Digital music streaming continues to innovate at every step of the way, and Spotify has outdone itself with its latest campaign, which promises to make your audio experience as unique as your cat’s whiskers. With its My Spotify personalisation push – featuring home page banners and in-app messages that mimic each listener’s habits – the music platform is taking another step towards the future of highly personalized user experiences.
Goodbye one-size-fits-all playlists, hello ‘My Spotify’. Fronting Spotify’s ‘My Spotify’ push is an experiment in subscribers’ one-to-one relationships with their streaming service that casts a different light on the situation: you log in one day to find a banner that doesn’t know you just like me… but it does know! It’s a banner suggesting a mix of Doja Cat that you didn’t know you needed, hinting at that artist in your Top 10 most listened because you had her on repeat last night. And you hadn’t done that in a while. The service isn’t just smart: it’s like a DJ knowing you better than you know yourself.
There are as many Spotify users as there are Spotify users, and ‘My Spotify’ panders to that diversity: no matter what music you like – love, Doja Cat or the Go Gina Guided Relaxation – Spotify has an individualised banner just for you. It is your musical diary, complete with all your guilty pleasures.
However, Spotify’s personalised recommendations go beyond music. ‘My Spotify’ banners can transport you to the ‘Made For You’ hub, a veritable Genie’s lamp of personalised playlists, podcasts and recommendations curated to beautifully suit your sonic constitution. It’s not an app function. This is a portal to the core of who you are as a musical being.
Although Spotify’s Wrapped is a welcome seasonal distraction, custom-made for the Tumblr-and-Facebook-friendly crowd that’s eager to declare their year in music with an infographic, My on Spotify promises to make this a year-round activity. It’s not yet clear if on Spotify will be shareable on social media, but especially for highly networked users, the prospect is mouthwatering.

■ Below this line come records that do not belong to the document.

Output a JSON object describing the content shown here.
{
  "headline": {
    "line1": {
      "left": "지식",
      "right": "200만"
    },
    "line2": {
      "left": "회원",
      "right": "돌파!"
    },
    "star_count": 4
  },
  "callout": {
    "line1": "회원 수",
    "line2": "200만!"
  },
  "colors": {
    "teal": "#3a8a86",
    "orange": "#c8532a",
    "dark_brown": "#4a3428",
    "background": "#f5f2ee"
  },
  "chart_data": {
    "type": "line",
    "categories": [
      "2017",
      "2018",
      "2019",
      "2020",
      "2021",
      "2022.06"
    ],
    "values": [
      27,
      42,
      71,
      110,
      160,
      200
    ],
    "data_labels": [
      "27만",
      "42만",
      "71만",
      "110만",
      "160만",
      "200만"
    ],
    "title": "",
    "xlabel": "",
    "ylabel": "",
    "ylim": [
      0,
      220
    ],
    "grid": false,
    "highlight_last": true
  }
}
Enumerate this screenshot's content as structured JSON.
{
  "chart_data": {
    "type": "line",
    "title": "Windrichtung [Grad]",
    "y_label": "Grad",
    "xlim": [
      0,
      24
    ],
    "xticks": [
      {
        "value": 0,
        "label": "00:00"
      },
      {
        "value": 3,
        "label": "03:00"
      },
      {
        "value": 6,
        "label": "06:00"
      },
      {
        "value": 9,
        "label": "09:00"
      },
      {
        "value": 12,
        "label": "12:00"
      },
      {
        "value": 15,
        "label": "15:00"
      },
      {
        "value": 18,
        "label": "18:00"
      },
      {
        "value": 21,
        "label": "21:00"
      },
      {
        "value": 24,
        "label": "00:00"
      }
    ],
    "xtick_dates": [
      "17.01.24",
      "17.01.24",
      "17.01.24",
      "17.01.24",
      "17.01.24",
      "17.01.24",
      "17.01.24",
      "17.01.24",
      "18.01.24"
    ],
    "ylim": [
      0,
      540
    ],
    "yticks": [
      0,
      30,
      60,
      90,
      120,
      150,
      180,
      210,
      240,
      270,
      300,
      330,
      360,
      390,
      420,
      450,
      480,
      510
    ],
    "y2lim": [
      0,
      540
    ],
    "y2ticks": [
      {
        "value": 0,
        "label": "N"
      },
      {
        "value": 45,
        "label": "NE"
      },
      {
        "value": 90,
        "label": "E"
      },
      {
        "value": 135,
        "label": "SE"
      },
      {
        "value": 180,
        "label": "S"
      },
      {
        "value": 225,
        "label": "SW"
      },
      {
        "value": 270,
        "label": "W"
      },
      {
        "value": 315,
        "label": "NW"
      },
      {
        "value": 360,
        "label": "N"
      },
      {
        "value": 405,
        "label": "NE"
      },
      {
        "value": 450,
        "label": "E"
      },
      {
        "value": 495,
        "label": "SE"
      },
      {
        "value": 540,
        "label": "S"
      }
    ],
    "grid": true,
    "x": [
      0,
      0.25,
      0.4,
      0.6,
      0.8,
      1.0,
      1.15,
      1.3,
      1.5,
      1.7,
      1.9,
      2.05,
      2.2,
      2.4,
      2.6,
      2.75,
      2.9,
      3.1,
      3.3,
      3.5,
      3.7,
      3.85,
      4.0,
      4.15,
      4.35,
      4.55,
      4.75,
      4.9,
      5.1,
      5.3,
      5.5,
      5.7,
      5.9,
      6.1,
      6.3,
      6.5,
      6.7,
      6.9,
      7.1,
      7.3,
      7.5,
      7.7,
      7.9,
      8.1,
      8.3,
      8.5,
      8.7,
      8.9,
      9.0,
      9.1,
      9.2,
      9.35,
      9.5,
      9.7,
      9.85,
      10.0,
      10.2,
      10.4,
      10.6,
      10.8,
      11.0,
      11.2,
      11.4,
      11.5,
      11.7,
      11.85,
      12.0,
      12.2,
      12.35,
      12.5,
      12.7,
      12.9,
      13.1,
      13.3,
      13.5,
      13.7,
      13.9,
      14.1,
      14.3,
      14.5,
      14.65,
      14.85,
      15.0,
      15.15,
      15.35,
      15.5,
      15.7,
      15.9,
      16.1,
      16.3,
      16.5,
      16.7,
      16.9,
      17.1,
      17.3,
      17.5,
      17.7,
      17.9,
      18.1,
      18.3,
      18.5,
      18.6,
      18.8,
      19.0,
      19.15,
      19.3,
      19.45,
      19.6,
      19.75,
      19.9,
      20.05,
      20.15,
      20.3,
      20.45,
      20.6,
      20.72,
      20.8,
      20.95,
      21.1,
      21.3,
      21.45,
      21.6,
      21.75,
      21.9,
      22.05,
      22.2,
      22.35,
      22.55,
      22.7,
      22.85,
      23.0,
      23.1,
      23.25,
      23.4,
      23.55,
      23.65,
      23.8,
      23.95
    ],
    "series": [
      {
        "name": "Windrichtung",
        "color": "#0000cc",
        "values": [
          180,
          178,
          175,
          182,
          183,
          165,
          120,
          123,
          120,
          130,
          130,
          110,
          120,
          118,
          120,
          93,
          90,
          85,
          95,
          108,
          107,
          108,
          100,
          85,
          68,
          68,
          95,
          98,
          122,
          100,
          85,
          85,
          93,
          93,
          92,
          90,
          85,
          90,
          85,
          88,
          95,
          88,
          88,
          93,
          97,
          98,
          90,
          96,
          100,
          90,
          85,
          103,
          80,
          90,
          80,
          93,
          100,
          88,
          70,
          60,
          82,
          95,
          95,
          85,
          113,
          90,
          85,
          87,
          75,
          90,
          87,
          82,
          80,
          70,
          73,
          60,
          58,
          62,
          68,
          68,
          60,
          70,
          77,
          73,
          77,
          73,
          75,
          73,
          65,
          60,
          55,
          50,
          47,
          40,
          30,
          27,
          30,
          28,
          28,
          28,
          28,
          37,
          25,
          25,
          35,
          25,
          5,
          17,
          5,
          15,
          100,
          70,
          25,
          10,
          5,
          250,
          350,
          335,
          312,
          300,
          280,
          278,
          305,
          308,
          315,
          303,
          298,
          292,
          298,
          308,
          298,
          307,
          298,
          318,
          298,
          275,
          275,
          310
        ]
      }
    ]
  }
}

Initially, this feature will appear only for users in the US, Canada, UK, Ireland, Australia and New Zealand. Spotify will have to navigate through these initial phases before there is a chance, however distant, that the whole world’s Spotify users can have their musical experiences as customised as a cat’s fur pattern.
Whether listening on the computer, a mobile device such as a smartphone or tablet, or even on a connected home speaker, Spotify is in essence engineering a sonic lifeboat for each and every user. In this new age of personalised music streaming, it has become abundantly clear that Spotify is not just paying attention to its users, but listening to them. Roeder’s ‘My Spotify’ project is as much an initiative as it is a case study, a trialing of a new approach and a demonstration of just how much more personalisation can mean. In a digitally mediated world that can sometimes feel increasingly inhuman, for better or worse, Spotify is engineering an audible experience that feels personal, relevant and beautifully specific.
For those who are wondering, it’s not just that cats are awesome (which they are), but because each Spotify user’s listening patterns are as distinct as any cat’s personality – a good metaphor for the varied and personal nature of listening on Spotify.
Whether your jam is Doja Cat or a gently strummed acoustic guitar, know this: just like a cat with nine lives, your Spotify trip will be full of pivots, faves, and stories yet to be told.